FAIRFIELD — As Ernest Schnaible stood in the cold, holding a candle outside St. Marks Lutheran Church, he knew all too well the hardships of those the crowd was there to remember.
Schnaible, who once was homeless, was one of nearly two dozen people on hand for the second Homeless Person’s Memorial, an event to recognize Fairfield’s homeless population.
Holding back tears, Schnaible, who now works at the Mission Solano homeless shelter and rescue mission, spoke during the ceremony, remembering a friend who he called “Amagind” who he said froze to death.
Schnaible said he never learned his last name. He said that although the man’s small stature often caused other homeless people to bully him and take his clothes or blankets, there were other times when he would give such items freely.
“He was a small man with a big heart,” Schnaible said, holding up his hand in the vicinity of 5 feet above the ground to demonstrate his height.

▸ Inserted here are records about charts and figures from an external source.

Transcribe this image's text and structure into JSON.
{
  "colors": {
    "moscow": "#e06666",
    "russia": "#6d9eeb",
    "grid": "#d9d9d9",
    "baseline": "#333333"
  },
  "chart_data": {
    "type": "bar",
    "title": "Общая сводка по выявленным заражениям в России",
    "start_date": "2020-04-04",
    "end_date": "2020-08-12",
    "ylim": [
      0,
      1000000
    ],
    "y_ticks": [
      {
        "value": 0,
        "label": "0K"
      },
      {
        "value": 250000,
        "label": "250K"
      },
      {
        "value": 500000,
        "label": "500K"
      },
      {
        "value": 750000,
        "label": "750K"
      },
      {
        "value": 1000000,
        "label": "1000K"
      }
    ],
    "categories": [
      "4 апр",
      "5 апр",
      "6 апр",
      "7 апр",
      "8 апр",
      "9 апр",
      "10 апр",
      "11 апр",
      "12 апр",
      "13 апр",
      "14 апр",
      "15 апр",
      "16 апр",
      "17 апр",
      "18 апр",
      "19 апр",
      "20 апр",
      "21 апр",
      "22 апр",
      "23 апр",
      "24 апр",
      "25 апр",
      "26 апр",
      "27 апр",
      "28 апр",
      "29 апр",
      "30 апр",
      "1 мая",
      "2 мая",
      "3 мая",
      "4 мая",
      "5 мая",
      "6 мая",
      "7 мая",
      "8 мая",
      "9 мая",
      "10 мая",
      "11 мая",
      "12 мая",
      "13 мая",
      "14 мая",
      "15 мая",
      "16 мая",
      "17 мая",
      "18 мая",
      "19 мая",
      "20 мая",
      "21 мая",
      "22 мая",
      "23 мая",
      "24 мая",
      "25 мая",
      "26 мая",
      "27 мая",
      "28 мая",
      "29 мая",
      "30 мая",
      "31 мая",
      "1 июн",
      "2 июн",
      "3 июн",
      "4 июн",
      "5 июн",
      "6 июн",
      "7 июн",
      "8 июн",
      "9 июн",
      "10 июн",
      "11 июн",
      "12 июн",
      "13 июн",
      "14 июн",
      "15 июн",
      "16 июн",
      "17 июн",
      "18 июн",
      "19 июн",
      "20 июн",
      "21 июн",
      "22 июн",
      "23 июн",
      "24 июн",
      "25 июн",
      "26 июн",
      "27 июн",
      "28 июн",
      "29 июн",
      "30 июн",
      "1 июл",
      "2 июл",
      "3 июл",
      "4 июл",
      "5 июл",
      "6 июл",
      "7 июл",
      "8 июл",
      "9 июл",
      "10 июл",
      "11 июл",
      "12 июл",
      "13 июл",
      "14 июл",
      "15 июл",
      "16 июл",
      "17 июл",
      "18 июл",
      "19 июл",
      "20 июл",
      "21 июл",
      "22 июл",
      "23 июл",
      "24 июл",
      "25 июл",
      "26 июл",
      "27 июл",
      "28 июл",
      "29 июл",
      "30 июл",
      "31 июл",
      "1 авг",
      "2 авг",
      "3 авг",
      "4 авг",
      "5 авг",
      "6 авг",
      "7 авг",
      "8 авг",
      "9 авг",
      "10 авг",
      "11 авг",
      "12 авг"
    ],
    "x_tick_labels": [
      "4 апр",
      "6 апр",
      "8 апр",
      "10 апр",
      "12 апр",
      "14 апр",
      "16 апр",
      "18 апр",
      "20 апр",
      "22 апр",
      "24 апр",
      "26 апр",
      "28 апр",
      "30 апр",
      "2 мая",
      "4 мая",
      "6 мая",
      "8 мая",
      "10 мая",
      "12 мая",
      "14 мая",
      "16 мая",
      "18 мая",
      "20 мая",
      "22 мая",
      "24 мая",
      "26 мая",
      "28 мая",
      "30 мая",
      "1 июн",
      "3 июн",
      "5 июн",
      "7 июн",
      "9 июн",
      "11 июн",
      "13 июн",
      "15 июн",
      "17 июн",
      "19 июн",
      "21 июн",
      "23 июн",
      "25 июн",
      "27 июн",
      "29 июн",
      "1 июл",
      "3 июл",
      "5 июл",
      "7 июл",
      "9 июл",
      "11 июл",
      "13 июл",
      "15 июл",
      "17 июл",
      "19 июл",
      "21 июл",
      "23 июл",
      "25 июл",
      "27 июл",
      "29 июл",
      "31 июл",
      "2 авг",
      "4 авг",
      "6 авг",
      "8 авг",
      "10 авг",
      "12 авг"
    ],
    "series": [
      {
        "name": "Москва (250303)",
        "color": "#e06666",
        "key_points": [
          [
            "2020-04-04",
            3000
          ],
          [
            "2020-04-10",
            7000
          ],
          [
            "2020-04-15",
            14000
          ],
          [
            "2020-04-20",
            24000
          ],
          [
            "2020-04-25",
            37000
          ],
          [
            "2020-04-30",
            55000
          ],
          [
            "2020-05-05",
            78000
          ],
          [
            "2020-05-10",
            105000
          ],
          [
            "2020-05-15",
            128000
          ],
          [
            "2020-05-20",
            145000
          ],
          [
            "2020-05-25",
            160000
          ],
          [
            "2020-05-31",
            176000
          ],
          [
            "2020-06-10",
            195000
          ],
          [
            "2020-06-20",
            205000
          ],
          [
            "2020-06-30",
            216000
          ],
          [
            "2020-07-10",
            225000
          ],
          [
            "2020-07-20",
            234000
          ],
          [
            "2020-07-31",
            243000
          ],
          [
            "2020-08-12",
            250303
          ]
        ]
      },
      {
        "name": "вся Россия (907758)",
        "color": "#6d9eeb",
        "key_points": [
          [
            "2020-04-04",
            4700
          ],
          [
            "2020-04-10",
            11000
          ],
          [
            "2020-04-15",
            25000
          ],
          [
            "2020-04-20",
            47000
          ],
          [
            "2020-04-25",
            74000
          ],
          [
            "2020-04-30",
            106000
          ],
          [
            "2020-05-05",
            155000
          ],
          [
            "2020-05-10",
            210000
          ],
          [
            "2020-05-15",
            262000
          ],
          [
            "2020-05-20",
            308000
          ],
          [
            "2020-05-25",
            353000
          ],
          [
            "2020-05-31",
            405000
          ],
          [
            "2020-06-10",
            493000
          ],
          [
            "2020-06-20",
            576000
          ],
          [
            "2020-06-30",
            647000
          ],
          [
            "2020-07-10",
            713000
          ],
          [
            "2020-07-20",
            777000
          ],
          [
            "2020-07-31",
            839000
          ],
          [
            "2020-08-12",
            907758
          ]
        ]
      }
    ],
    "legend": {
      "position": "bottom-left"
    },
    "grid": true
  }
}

Like several others at Thursday’s candlelight vigil, Schnaible walked into the middle of the circle gathered outside the church’s front door and spoke Amagind’s name before a bell rang in his memory.
Ruth Forney, Health Care for the Homeless Advisory chairwoman, who served as the event’s emcee, said it was part of a weeklong remembrance culminating with Friday’s National Homeless Persons’ Memorial Day, an event the National Coalition for the Homeless, the National Consumer Advisory Board and the National Health Care of the Homeless Council co-sponsor.
Friday is the date every year, Forney said, because it is “the coldest night of the year and the longest.”
“No one should die on the streets homeless,” Forney said.
Those are sentiments to which Schnaible could relate.
Schnaible, who describes himself as a Vietnam War veteran who served multiple tours, said he was homeless for several weeks in 2006, living in nearby Lee Bell Park. When he finally gathered the courage to get help, Schnaible said he had only his prosthetic right leg, shoes, shorts, shirt and a hat to his name. Schnaible said after his experience, he learned we’re all one bad decision away from being homeless.
“This is the face of homelessness,” he said, pointing to himself. “If you want to see the face of homelessness, look in a mirror.”
Also on hand was recently elected Fairfield City Councilwoman Pam Bertani, who read a proclamation concerning homelessness.
“This is promoting compassion, love and concern for all citizens,” Bertani said.
For Ron Marlette, Mission Solano executive director, it was an opportunity to remember Logan Ray Biles, a man whose death he said “really shocked” him.
After the November 2011 death of Biles, who died of acute alcohol poisoning on West Texas Street, Marlette said he visited the site where a white cross was erected to remember the man who he said he had known since he was 10 years old.
“We remember Logan today,” Marlette said. “People like him are what motivates Mission Solano. It was birthed for that purpose.”